There are already rumblings that Metaverse is nothing but a jazzed-up version of the existing virtual reality with its games, concerts, and e-commerce. Such dissonance results from a lack of clarity, and Metaverse passport-holding companies must begin telling their stories.

Funding is only the start

More than $120 billion was invested in Metaverse in 2022, double the sum in 2021, and that’s great, but it still does not dissolve the mystery surrounding the concept. Businesses, policymakers, consumers, and citizens read about this momentum but continue to scratch their heads.

There are four core building blocks in the Metaverse’s technology stack: content and experiences, platforms (such as game engines), infrastructure and hardware (such as devices and networks), and enablers (such as payment mechanisms and security). Metaverse experiences are built on ten layers that span these components, and Interoperability between these elements is a critical consideration of how they will evolve.

What does each component call for? How are these interoperable? How can industry leaders, businesses, manufacturers, consumers, and others on the spectrum be a part of it, and what’s in it for them? Will these building blocks and layers combine to form the Metaverse?

It remains to be seen.

Undoubtedly, our digital lives are becoming increasingly complex and immersive. However, this does not guarantee that the Metaverse will further blur the lines between our physical and digital lives. Innovation is exciting but also a risk.

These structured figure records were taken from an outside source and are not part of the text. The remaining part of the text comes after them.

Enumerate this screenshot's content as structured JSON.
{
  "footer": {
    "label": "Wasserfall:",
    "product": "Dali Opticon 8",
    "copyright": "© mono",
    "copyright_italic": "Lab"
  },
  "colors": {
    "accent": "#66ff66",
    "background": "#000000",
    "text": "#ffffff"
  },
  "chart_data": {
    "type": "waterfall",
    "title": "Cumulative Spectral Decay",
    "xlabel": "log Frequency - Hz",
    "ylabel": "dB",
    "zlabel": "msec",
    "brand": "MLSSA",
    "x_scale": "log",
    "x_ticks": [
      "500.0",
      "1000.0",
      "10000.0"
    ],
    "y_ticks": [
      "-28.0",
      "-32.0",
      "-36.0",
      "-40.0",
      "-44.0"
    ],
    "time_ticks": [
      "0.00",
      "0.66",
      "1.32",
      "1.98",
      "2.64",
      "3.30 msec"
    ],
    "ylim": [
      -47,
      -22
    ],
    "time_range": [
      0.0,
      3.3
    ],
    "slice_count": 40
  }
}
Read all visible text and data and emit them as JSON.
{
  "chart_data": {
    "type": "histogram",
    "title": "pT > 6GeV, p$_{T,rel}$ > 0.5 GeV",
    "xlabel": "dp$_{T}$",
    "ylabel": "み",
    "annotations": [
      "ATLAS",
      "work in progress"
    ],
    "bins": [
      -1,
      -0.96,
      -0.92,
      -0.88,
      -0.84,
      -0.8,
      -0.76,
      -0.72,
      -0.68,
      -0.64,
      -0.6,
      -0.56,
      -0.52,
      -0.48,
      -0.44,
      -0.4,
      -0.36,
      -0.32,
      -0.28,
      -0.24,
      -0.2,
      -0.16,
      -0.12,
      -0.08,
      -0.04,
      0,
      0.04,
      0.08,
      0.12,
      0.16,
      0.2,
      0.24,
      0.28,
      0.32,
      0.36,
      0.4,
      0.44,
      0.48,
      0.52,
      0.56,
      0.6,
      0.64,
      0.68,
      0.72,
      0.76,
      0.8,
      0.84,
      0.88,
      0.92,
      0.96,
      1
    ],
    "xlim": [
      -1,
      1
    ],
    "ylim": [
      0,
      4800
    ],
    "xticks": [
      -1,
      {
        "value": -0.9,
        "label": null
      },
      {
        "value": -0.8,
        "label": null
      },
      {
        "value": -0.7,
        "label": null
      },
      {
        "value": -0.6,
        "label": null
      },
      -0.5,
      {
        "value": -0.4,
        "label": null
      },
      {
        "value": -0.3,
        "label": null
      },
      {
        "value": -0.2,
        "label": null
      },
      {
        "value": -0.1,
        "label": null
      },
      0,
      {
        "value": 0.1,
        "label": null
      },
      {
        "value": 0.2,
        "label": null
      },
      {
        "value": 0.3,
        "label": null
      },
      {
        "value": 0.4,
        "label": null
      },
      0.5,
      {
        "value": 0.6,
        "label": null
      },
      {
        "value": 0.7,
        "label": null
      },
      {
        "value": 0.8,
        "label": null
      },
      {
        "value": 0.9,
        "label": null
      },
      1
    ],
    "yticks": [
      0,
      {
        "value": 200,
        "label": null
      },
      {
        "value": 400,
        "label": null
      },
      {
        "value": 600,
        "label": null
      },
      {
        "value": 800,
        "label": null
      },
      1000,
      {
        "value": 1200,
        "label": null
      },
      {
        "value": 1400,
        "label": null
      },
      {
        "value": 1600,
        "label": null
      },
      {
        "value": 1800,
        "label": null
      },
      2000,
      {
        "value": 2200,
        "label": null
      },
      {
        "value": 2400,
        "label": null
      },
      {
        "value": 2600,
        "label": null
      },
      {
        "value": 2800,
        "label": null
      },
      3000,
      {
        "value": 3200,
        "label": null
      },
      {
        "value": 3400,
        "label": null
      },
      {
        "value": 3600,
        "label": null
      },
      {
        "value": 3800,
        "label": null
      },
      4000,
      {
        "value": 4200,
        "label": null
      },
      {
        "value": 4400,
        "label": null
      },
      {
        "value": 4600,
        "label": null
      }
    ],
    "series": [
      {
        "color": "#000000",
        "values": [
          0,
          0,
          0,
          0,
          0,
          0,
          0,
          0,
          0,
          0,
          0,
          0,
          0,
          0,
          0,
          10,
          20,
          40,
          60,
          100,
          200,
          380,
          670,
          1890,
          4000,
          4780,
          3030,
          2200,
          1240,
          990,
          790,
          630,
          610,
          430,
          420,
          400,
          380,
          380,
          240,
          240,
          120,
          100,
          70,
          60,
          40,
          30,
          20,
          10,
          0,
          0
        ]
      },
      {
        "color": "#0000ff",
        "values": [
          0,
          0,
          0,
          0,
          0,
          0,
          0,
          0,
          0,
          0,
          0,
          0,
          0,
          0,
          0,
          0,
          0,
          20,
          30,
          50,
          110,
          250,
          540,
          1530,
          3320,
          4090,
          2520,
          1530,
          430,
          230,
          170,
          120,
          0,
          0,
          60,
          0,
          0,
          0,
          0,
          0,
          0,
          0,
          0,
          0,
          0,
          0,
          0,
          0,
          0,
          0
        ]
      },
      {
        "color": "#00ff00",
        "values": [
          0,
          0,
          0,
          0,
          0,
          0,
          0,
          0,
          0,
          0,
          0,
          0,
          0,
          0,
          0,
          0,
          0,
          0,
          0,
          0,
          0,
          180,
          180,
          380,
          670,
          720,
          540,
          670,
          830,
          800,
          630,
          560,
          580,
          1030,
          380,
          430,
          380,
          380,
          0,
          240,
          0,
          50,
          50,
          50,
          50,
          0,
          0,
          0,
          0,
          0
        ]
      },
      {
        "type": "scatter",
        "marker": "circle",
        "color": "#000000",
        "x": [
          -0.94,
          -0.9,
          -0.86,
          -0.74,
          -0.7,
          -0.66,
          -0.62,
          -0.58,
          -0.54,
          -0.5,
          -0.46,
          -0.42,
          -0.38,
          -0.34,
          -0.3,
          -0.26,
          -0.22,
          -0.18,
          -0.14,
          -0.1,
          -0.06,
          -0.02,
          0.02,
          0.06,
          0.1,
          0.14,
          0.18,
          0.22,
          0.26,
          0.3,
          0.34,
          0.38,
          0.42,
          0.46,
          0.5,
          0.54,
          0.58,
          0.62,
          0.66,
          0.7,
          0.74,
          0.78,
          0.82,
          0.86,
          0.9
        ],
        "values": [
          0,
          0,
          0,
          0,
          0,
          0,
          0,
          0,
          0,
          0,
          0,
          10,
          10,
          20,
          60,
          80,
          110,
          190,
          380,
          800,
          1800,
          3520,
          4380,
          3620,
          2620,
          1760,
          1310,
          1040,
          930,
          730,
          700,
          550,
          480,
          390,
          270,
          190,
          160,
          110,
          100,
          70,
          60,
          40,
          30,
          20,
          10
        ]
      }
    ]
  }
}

The farthest horizons it promises to take us to may not be where we end up going because the essential component of every digital experience is the user who first exists in flesh and blood and then morphs into a digital entity. If the user experience does not sit well in the promised world of Metaverse, the first stumbling block may prove to be its undoing.

There are other fundamental issues like privacy and security, which are also unknown territories.

Lifting veil over metaverse

Companies need to start putting out compelling and enjoyable content that will lift the veil over Metaverse and clearly show the picture. A dedicated content team can fast track the B2B and B2C marketing efforts of the metaverse companies. 

For example, Manchester City is set to build the first football stadium in the Metaverse. Huh? How will this work? Will your avatar watch a football match with other Premium League avatars playing in the virtual world? How will you be a part of the action? Will the stadium have rules and regulations? What does it mean for your avatar to watch a match? How does that relate to the physical you? The sooner the company enlightens us, the better we can put our hands together for it.

Conclusion

The Metaverse is here. Or is it?

Can the next iteration of the digital world impact our way of life or change how we live and think? We know for a fact that technology has the power to alter our lives irrevocably. How will Metaverse achieve this shift?

How will we balance the virtual worlds with the physical world to ensure the Metaverse is built responsibly? How can it be a safe environment for consumers? How closely will it align with the ‘open’ vision of the internet’s next iteration? Can technology advance quickly to build the Metaverse of our imagination?

So many questions. We can’t get the answers fast enough. Can the stakeholders please step up and tell their stories that educate, empower, and engage us?